On se tut un instant. Les yeux souriaient. Cette idée étrange titillait les imaginations.

Puis, la conversation se porta sur Facial. On ne l'épargna guère non plus.

—Il fallait du sang, dit Mme d'Orgely.

Et les dames approuvèrent. C'eût été plus noble, plus dramatique; elles y eussent mieux trouvé leur compte. Comment M. Facial ne l'avait-il pas compris?

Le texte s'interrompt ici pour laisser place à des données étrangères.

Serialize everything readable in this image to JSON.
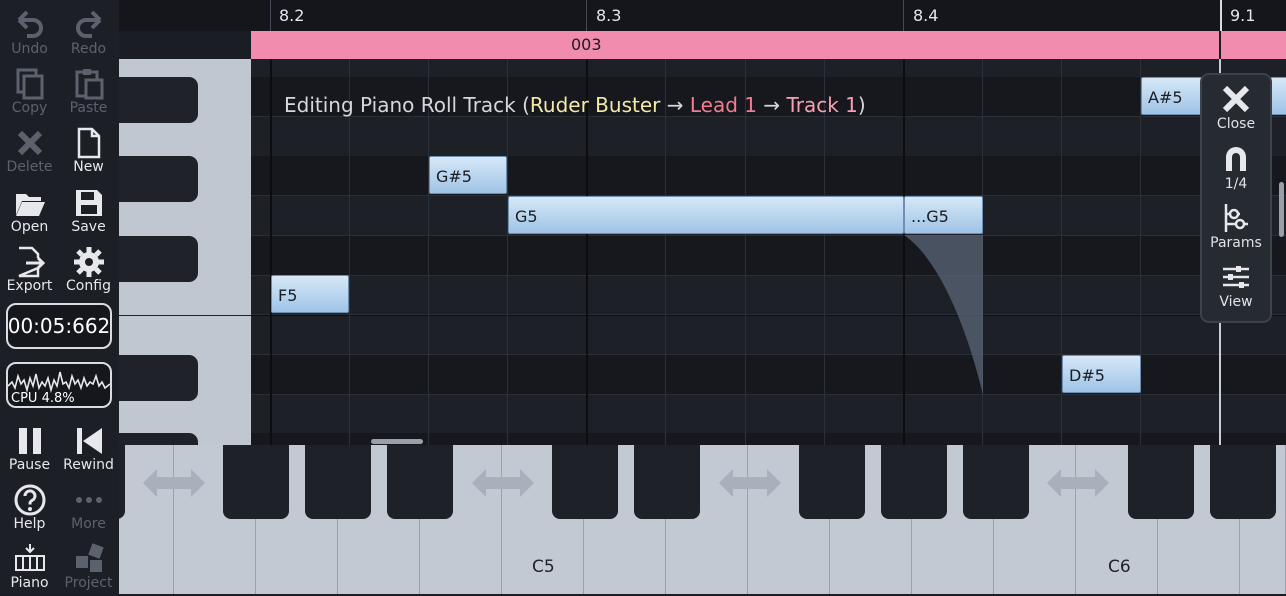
{
  "sidebar": {
    "undo": "Undo",
    "redo": "Redo",
    "copy": "Copy",
    "paste": "Paste",
    "delete": "Delete",
    "new": "New",
    "open": "Open",
    "save": "Save",
    "export": "Export",
    "config": "Config",
    "time": "00:05:662",
    "cpu": "CPU 4.8%",
    "pause": "Pause",
    "rewind": "Rewind",
    "help": "Help",
    "more": "More",
    "piano": "Piano",
    "project": "Project"
  },
  "ruler": {
    "m82": "8.2",
    "m83": "8.3",
    "m84": "8.4",
    "m91": "9.1"
  },
  "clip": {
    "name": "003"
  },
  "title": {
    "prefix": "Editing Piano Roll Track (",
    "song": "Ruder Buster",
    "arrow1": " → ",
    "instrument": "Lead 1",
    "arrow2": " → ",
    "track": "Track 1",
    "suffix": ")"
  },
  "notes": {
    "a_sharp_5": "A#5",
    "g_sharp_5": "G#5",
    "g5": "G5",
    "g5_cont": "...G5",
    "f5": "F5",
    "d_sharp_5": "D#5"
  },
  "panel": {
    "close": "Close",
    "snap": "1/4",
    "params": "Params",
    "view": "View"
  },
  "keyboard": {
    "c5": "C5",
    "c6": "C6"
  },
  "colors": {
    "clip": "#f18cae",
    "note": "#b7d5f0",
    "song": "#f5e9a8",
    "instrument": "#f47c90"
  }
}
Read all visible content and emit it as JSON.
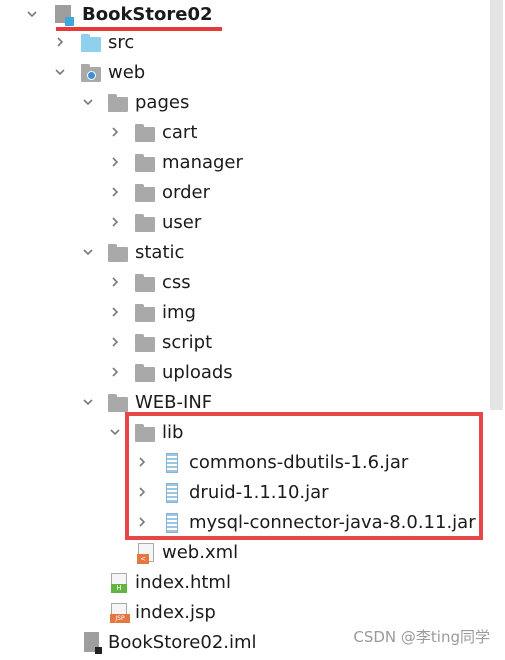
{
  "tree": {
    "project": "BookStore02",
    "src": "src",
    "web": "web",
    "pages": "pages",
    "cart": "cart",
    "manager": "manager",
    "order": "order",
    "user": "user",
    "static": "static",
    "css": "css",
    "img": "img",
    "script": "script",
    "uploads": "uploads",
    "webinf": "WEB-INF",
    "lib": "lib",
    "jar1": "commons-dbutils-1.6.jar",
    "jar2": "druid-1.1.10.jar",
    "jar3": "mysql-connector-java-8.0.11.jar",
    "webxml": "web.xml",
    "indexhtml": "index.html",
    "indexjsp": "index.jsp",
    "iml": "BookStore02.iml"
  },
  "badges": {
    "html": "H",
    "jsp": "JSP",
    "xml": "<"
  },
  "watermark": "CSDN @李ting同学",
  "colors": {
    "highlight": "#e64646",
    "folder": "#a9a9a9",
    "source_folder": "#8fd1ec",
    "jar": "#9cc7e6"
  }
}
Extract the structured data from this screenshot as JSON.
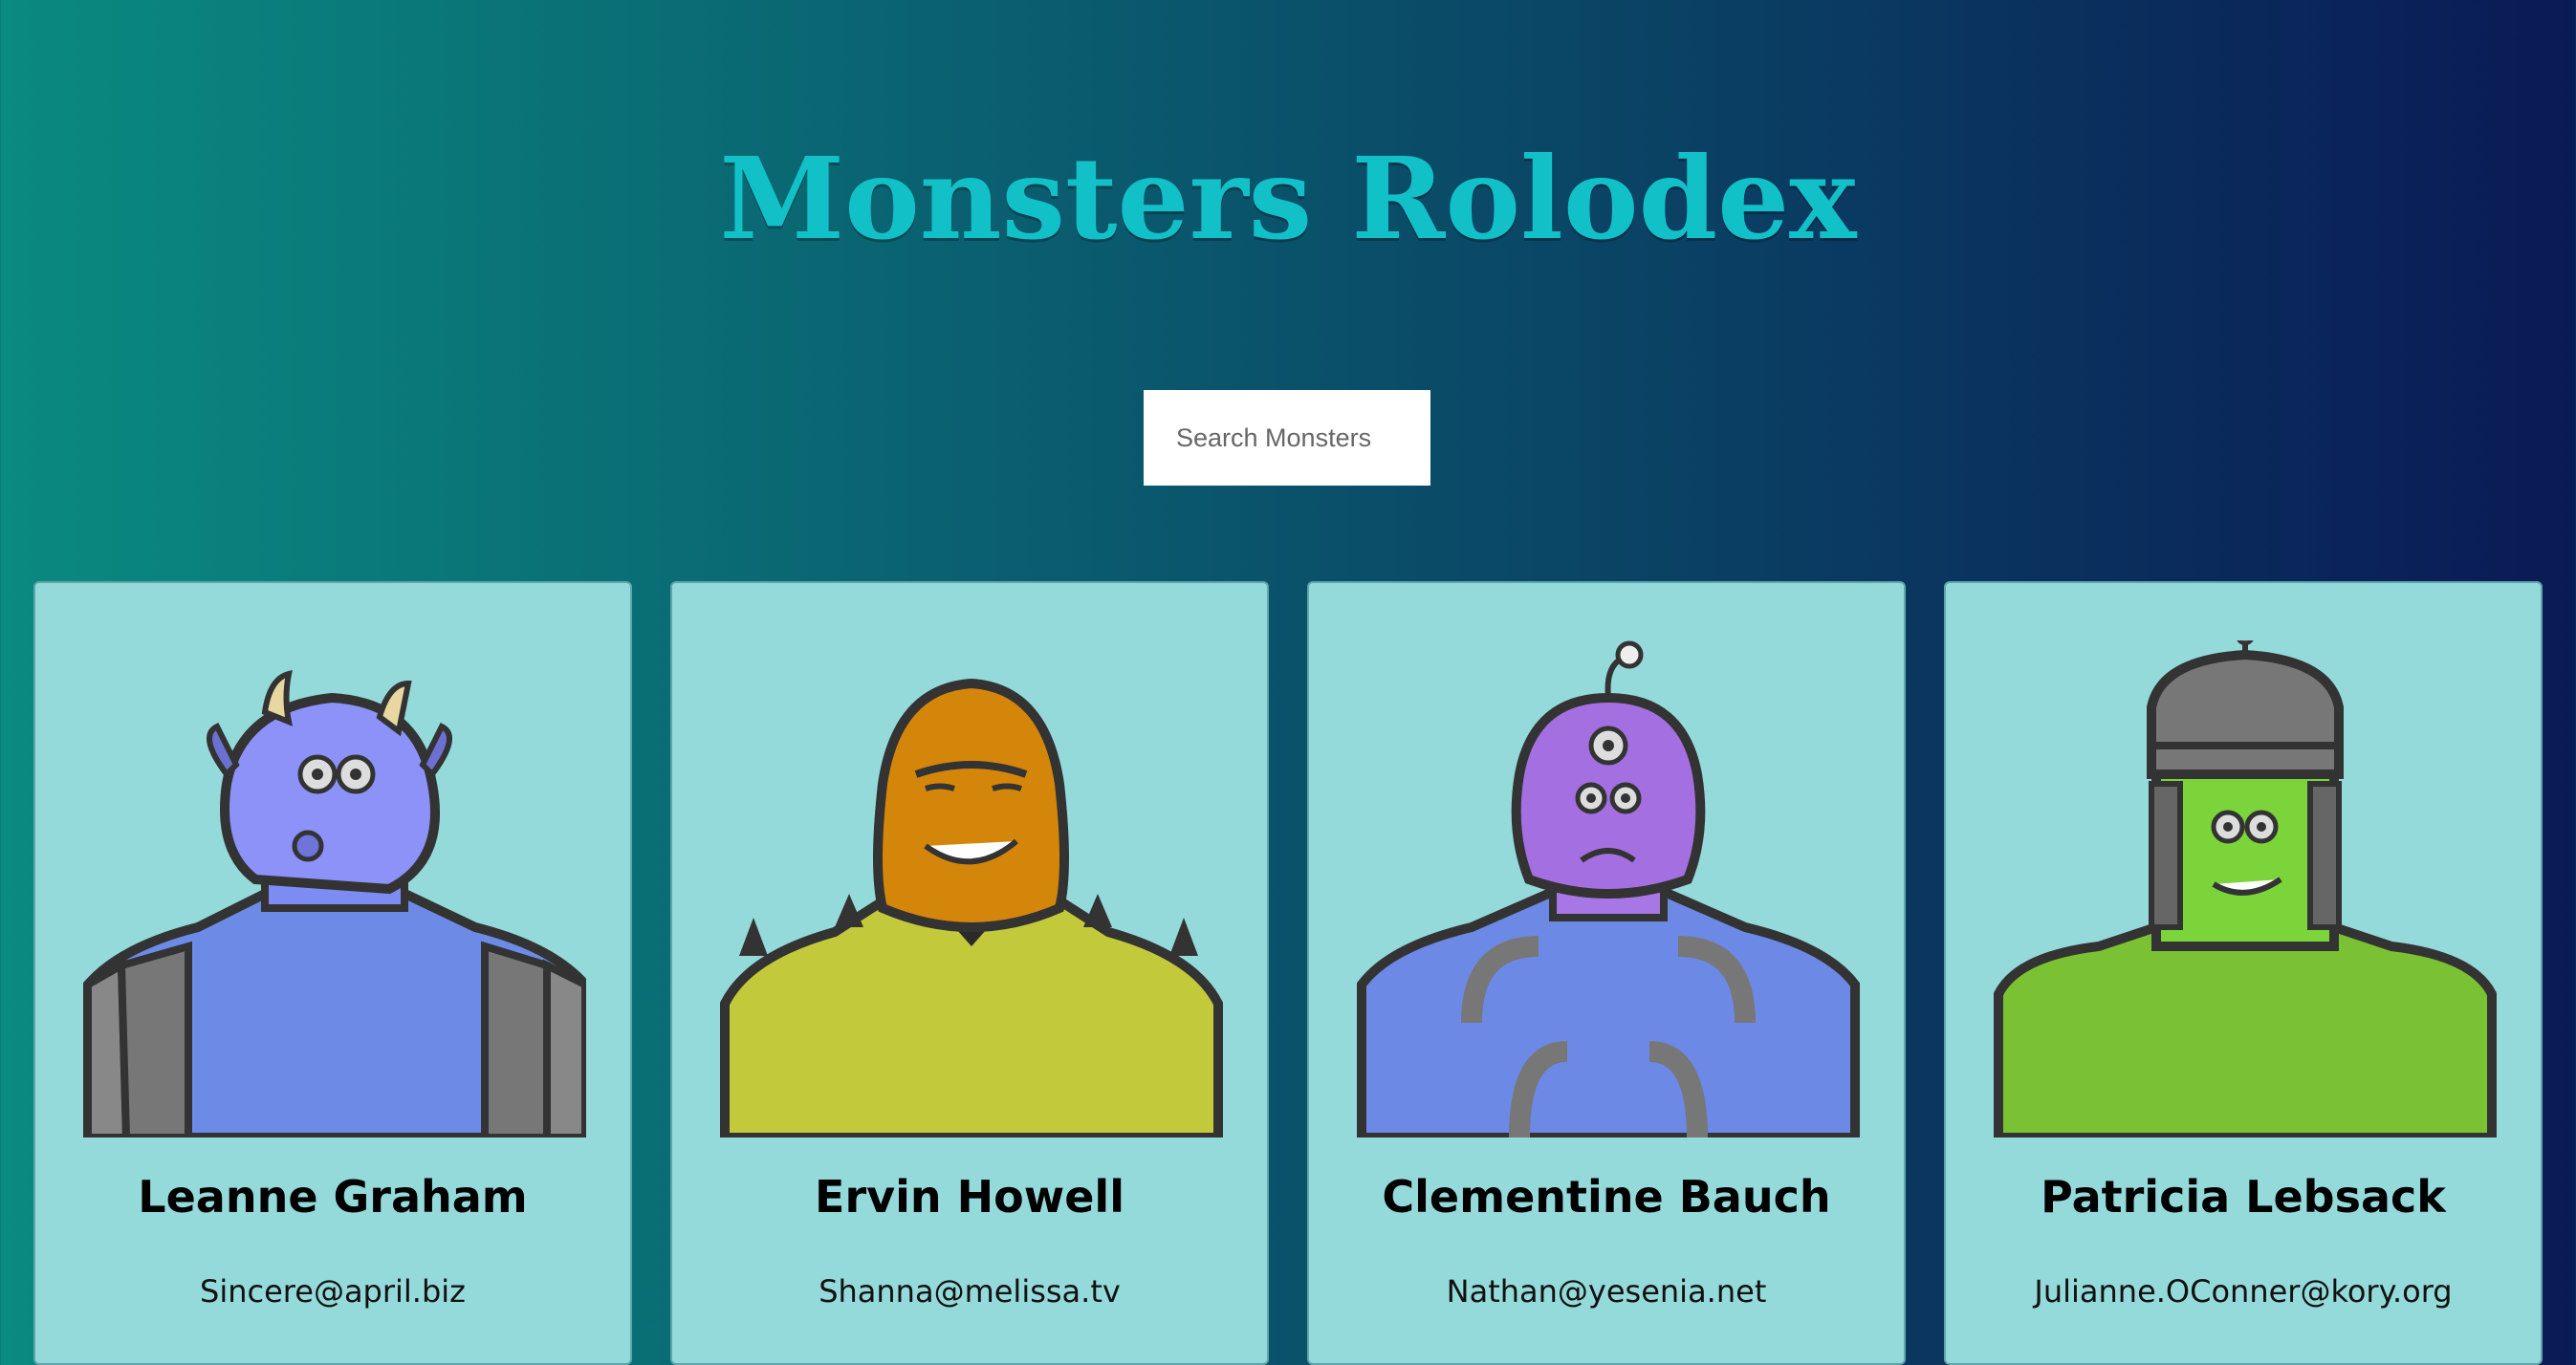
{
  "header": {
    "title": "Monsters Rolodex"
  },
  "search": {
    "placeholder": "Search Monsters"
  },
  "cards": [
    {
      "name": "Leanne Graham",
      "email": "Sincere@april.biz",
      "monster_icon": "horned-blue-monster-icon"
    },
    {
      "name": "Ervin Howell",
      "email": "Shanna@melissa.tv",
      "monster_icon": "orange-spiky-monster-icon"
    },
    {
      "name": "Clementine Bauch",
      "email": "Nathan@yesenia.net",
      "monster_icon": "purple-cyclops-robot-monster-icon"
    },
    {
      "name": "Patricia Lebsack",
      "email": "Julianne.OConner@kory.org",
      "monster_icon": "green-helmet-monster-icon"
    }
  ],
  "colors": {
    "title": "#12c1c8",
    "card_bg": "#95dada",
    "background_left": "#0a8a80",
    "background_right": "#0a1a55"
  }
}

—Pour moi, dit la baronne, un galant homme ne doit pas supporter un pareil affront sans en tirer vengeance. Le divorce ne répare rien. Il faut tuer...

—Qui?

—L'amant, répondit-elle après avoir réfléchi. Voudriez-vous, par hasard, que ce fût la femme? C'est aux hommes de se tuer pour les femmes. Tout au moins, un duel sérieux est-il d'obligation. On divorce après, si l'on veut; ou mieux, l'on se sépare: car le divorce est de mauvais genre.

—Et vous, Madame, êtes-vous pour le meurtre ou pour le duel? demanda Mme d'Orgely à Mme Sermais.